Ma situation m’inquiète, c’est vrai. Je pèse plusieurs dizaines de tonnes et on me laisse là, planté au bord du précipice. Ah, j’en ai vu passé des pelleteuses, l’une d’elle est même venue un jour de semaine me chatouiller les pieds dans la partie aval me foutant vraiment les pétoches car je suis à raz bord du vide désormais. Avec l’aide d’une grue, on a même essayé de me soulever, mais je n’ai pas bougé d’un pouce». 

«S’il vous plait, enlevez-moi de là»
«Plus bas, à 30 mètres, il y a la route refaite à neuf, trois habitations, un parking avec 4 à 5 voitures et surtout une citerne de gaz. Il y a de quoi s’inquiéter, non ! Si le remblai sur lequel je repose venait à s’effondrer par grosse pluie, qu’adviendra-t-il si je touche cette citerne ? Vraoum ! Plus de citerne, plus de voitures et vitres alentours et surtout plus de Roc. Je ne veux pas terminer simple caillasse. 
Roc je suis, Roc, je veux rester, entier et solide. S’il vous plait, enlevez-moi de là avant que je ne cause quelques dégâts. De temps en temps je regarde jouer des enfants sur le parking, insouciants du danger qui les guette. Je suis l’épée de Damoclès au-dessus de leurs têtes. Oui, je m’inquiète car je demeure impuissant face à dame nature. 
 Des promeneurs contemplent souvent la colline et s’interrogent sur ce nouveau lotissement. Je n’entends pas ce qu’ils disent, mais ils ne sont pas sans me remarquer, moi «Roc», le rocher de Malatret. Je ne passe pas inaperçu, imposant, dominateur. Je semble même les narguer, ces visiteurs d’un jour. Leurs regards, leurs gestes en disent long cependant sur l’inquiétude qu’ils éprouvent à me voir dans un équilibre précaire. Aucune personne dite responsable ne semble pourtant se soucier du danger que je représente. Si je glisse ou roule dans la pente,  où vais-je m’arrêter ? Qui ou que vais-je démolir dans ma chute ? Qui sera responsable ? 

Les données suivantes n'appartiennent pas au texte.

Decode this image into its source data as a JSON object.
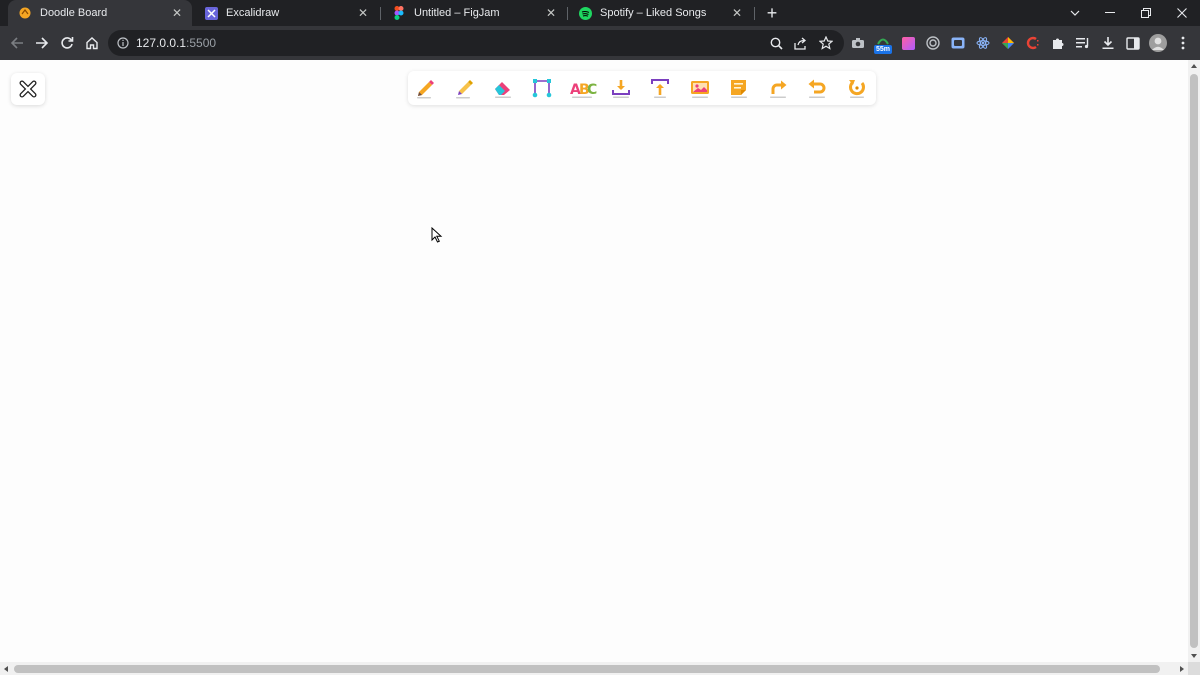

L’été est arrivé.  Ce n’est pas demain que la situation va changer. Alors je reste en suspens et je m’accroche autant que je peux à mon flanc de colline en espérant qu’un jour on ne me trouve pas, mais un peu tard, 30 mètres plus bas… et en mille morceaux, coupable bien involontaire d’une catastrophe».